A solid cylinder has an area of 10cm2 and a height of 1.0 m. The cylinder is composed of two different materials with mass densities of 2000 kg/m3 and 1500 kg/m3. If each of the two materials occupies an equal volume, what is the mass of the cylinder?

Question 3 options:
A) 3.5kg

B) 2.5kg

C) 25kg

D) 1.75kg

1m = 100cm.

V = 10cm^2 * 100cm = 1000cm^3.
1000cm^3 = 1*10^-3 m^3.

1*10^-3m^3/2 = 0.5*10^-3m^3 = 5*10^-4.

Mass = (2000kg/m^3)*5*10^-4m^3 +
(1500kg/m^3)*5*10^-4 = 3500*5*10^-4 =
1.75kg.

To solve this problem, we need to find the volume of each material and then calculate the total mass of the cylinder.

First, let's find the volume of the cylinder. The volume of a cylinder is given by the formula:

V = πr^2h

where V is the volume, r is the radius, and h is the height.

Since the area of the cylinder is given as 10 cm^2, we can find the radius using the formula:

A = πr^2

Solving for r, we get:

r = √(A/π) = √(10/π) cm

Next, we need to convert the height of the cylinder to the same units as the radius. Since the radius is in cm, we need to convert the height to cm as well.

1 m = 100 cm

Now, let's find the volume of the cylinder using the formula:

V = πr^2h

V = π(√(10/π))^2 * 100 cm^3

V = 1000 cm^3

Since each material occupies an equal volume, each material occupies half of the total volume of the cylinder.

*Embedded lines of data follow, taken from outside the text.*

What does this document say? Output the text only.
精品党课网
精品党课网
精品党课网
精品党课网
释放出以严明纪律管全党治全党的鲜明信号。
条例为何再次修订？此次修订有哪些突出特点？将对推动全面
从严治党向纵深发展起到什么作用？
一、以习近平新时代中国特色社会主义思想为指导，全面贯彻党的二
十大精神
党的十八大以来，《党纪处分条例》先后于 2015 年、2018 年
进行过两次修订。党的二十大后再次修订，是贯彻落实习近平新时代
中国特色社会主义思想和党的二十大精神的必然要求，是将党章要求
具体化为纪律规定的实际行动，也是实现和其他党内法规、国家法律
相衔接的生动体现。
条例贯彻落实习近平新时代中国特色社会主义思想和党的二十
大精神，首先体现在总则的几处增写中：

The mass of each material is given by:

m1 = ρ1 * V/2

m2 = ρ2 * V/2

where m1 and m2 are the masses of the two materials, ρ1 and ρ2 are the mass densities of the two materials, and V is the volume of the cylinder.

Now, let's calculate the masses of the two materials.

m1 = 2000 kg/m^3 * 1000 cm^3 / 2 = 1000000 kg.cm^3

m2 = 1500 kg/m^3 * 1000 cm^3 / 2 = 750000 kg.cm^3

Finally, let's calculate the total mass of the cylinder by summing up the masses of the two materials.

Total mass = m1 + m2 = 1000000 kg.cm^3 + 750000 kg.cm^3 = 1750000 kg.cm^3

Since the answer choices are given in kg, we need to convert kg.cm^3 to kg.

1 kg.cm^3 = 1 * 10^-6 kg

Total mass = 1750000 kg.cm^3 * 1 * 10^-6 kg = 1.75 kg

Therefore, the correct answer is D) 1.75 kg.